4-Yalnızca Fay hattına uzaklık veya yalnızca bina yapım yılı gibi veriler göz önüne alınarak belirlemeler yapmaktan kaçınılmalı, rapor bütününde farklı konu başlıklarındaki risk faktörleri ve deprem sonrası yaşanan yıkım ile karşılaştırılarak elde edilen mekansal veriler ışığında kapsamlı değerlendirmeler yapılarak kararlar alınmalıdır.
5- Tüm yurttaşlar için sağlıklı ve güvenli yaşam alanları inşa edebilmek ve bu tür büyük acılarla yeniden karşılaşmamak için sosyal konut politikalarını da içeren, yoksul halk kesimlerini önceleyen, barınma ve yeniden inşa sorununa yalnızca artı değer üreten bir sektörel faaliyet, bir beton dökme faaliyeti olarak bakmayan kamucu çözümler hayata geçirilmelidir.”
Yayımlanan raporun ardından görüşlerini dile getiren vatandaşlar, “Kaç rapor yayımlandı kimse dikkate almadı. Olmuşla ölmüşe çare yok.
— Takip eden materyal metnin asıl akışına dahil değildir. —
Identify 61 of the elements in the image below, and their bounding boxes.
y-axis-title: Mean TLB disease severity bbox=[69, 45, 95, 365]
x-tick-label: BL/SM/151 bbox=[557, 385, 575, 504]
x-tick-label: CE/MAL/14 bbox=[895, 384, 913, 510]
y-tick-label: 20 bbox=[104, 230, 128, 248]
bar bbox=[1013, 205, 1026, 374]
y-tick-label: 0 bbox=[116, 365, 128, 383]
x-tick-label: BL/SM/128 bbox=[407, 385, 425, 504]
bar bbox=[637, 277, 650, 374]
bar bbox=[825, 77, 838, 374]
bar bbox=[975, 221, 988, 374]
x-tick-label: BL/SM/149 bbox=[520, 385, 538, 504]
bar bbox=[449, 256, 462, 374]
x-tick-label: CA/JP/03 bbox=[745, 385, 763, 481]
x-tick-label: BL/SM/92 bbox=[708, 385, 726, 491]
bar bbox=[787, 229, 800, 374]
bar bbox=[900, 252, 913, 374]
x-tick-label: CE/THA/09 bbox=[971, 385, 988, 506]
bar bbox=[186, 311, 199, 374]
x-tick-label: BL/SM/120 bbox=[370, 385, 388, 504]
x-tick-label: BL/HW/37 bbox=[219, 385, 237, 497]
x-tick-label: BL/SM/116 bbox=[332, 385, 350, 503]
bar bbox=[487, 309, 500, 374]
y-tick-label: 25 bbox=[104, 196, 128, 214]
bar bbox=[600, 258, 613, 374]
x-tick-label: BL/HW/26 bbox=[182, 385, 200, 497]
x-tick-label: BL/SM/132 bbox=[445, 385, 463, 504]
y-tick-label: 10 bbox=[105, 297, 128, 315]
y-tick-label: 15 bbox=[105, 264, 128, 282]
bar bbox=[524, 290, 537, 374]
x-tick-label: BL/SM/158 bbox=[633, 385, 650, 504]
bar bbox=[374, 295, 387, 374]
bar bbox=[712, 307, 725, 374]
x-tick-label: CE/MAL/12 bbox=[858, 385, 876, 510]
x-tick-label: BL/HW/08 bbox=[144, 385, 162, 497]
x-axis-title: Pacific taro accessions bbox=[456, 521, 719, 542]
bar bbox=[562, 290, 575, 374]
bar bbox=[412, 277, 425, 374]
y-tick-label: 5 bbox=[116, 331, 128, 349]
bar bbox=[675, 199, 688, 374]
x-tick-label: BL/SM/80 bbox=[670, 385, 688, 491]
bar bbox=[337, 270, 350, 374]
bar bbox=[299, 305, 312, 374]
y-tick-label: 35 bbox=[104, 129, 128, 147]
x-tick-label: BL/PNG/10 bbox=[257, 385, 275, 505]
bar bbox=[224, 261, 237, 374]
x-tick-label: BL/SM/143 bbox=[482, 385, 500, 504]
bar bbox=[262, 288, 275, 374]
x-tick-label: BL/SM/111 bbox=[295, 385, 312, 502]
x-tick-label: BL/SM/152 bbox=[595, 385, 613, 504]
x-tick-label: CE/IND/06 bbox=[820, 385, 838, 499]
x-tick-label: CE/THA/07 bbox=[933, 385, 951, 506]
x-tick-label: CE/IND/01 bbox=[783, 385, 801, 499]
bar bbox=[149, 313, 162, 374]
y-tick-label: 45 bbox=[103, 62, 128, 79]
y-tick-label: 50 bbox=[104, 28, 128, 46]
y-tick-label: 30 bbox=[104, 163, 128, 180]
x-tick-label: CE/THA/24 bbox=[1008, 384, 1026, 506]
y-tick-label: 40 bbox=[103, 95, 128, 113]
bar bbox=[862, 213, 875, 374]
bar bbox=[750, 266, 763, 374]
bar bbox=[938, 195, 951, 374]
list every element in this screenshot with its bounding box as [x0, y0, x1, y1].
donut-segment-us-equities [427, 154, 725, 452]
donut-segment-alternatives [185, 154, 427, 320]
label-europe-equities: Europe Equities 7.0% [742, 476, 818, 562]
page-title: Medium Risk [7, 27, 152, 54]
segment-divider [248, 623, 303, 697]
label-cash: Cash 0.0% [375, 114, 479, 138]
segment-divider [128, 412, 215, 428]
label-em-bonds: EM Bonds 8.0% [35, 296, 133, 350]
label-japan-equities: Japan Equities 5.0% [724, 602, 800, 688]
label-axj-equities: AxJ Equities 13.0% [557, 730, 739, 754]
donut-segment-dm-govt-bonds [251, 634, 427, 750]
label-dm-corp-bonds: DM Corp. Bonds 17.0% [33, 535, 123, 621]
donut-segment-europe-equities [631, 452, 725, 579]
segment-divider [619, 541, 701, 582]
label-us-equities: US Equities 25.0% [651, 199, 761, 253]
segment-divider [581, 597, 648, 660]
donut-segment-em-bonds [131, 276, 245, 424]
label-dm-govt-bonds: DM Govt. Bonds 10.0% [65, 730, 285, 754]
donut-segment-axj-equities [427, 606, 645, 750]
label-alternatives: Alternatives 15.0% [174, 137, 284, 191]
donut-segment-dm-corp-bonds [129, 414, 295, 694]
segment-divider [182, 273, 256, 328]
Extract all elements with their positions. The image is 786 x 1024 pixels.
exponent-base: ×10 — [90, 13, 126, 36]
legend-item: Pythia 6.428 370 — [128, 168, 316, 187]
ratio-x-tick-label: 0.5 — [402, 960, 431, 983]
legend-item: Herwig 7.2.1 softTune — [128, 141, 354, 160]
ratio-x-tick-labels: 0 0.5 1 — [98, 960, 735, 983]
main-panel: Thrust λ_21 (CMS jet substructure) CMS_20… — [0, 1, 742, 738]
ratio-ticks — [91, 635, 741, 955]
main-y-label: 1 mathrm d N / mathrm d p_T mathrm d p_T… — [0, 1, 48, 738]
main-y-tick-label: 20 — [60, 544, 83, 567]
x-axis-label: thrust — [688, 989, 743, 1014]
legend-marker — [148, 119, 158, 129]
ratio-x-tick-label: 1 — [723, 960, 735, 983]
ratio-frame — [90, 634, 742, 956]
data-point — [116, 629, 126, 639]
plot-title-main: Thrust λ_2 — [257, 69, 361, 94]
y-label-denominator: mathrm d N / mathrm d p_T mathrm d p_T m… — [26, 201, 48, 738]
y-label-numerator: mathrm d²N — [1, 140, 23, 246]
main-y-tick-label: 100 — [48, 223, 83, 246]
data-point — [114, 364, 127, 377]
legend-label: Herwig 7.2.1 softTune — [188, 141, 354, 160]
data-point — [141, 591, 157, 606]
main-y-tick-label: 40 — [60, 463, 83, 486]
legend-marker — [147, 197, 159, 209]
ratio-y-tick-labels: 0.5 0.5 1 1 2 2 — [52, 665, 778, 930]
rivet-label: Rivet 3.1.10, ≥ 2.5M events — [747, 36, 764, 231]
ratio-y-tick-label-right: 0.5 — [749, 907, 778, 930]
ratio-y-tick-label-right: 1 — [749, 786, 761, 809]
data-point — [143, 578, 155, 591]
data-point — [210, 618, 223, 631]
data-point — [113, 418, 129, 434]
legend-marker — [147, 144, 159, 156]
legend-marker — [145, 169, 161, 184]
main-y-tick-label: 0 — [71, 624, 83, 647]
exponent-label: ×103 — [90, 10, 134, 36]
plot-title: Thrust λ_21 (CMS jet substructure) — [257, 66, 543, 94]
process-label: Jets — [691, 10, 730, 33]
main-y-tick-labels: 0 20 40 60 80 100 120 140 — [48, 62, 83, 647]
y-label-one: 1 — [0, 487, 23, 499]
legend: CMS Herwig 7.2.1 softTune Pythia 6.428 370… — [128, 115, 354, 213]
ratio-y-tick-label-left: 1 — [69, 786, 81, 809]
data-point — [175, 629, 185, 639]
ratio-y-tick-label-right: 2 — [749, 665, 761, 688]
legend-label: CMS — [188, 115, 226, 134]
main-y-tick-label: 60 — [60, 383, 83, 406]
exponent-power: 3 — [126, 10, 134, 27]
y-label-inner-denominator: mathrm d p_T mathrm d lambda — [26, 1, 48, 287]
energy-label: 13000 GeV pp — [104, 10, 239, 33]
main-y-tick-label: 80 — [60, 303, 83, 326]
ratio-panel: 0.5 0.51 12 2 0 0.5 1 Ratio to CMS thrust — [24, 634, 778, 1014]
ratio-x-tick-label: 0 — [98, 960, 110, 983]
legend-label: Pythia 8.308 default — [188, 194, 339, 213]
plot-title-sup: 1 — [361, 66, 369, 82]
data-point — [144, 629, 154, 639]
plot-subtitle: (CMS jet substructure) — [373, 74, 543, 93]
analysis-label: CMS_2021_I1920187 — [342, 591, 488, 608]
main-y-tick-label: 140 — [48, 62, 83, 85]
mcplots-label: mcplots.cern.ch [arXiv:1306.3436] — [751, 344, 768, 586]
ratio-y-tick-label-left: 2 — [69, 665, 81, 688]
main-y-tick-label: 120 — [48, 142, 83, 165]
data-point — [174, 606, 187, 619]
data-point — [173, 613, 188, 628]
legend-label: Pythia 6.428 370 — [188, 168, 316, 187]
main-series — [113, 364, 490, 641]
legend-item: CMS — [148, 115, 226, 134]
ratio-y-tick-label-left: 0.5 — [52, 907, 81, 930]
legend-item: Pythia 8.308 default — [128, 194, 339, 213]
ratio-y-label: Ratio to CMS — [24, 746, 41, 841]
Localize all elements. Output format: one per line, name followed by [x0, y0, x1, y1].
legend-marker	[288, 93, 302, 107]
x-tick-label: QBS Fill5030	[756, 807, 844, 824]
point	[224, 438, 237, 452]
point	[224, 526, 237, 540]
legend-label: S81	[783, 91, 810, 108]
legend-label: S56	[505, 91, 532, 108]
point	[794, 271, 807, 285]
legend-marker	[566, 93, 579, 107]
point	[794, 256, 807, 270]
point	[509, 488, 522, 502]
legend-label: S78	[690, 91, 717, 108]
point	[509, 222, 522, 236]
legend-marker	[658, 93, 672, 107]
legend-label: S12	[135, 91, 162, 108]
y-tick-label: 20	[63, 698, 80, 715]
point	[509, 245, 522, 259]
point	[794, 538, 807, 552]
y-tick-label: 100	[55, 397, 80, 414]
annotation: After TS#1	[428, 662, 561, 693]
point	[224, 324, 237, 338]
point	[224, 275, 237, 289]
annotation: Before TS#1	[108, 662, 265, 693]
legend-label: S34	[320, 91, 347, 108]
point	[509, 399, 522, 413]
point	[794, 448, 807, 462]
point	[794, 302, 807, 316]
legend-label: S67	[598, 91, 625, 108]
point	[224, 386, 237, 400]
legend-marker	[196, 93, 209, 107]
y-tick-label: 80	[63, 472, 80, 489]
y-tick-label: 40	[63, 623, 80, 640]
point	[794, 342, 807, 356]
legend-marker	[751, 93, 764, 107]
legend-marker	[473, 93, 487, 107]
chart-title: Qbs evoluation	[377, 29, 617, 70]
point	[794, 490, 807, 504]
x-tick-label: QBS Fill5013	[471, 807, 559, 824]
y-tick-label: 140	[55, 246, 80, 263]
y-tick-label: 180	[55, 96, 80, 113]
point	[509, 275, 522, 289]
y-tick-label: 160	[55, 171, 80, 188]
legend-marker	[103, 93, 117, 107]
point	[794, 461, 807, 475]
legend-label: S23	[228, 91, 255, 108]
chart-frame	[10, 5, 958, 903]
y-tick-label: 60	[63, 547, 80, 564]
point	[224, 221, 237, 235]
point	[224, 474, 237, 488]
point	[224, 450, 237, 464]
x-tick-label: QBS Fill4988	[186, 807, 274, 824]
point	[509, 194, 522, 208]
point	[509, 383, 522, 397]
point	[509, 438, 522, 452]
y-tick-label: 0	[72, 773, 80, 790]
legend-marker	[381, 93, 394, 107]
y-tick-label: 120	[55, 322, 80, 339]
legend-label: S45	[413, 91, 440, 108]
Artık ileri dönük bazı adımlar atılmalı. Yapılacak olan geri dönüşümler bu raporlar ışığında olmalı. Şimdi yapılan konutlar bu raporlar ışında yapılıyor mu? Kimse bu araştırmaları ciddiye alıyor. Fakat alması gerekiyor. Artık bizler güvenli yaşam alanları istiyoruz. Birkaç sene sonra veya gelecek nesillerimiz ölümle burun buruna gelmesin. Deprem gerçeğini bilsin ve bu yapılarda yaşam sürdürsün. Kısa vadeli değil uzun vadeli düşünülsün” ifadelerini kullandılar.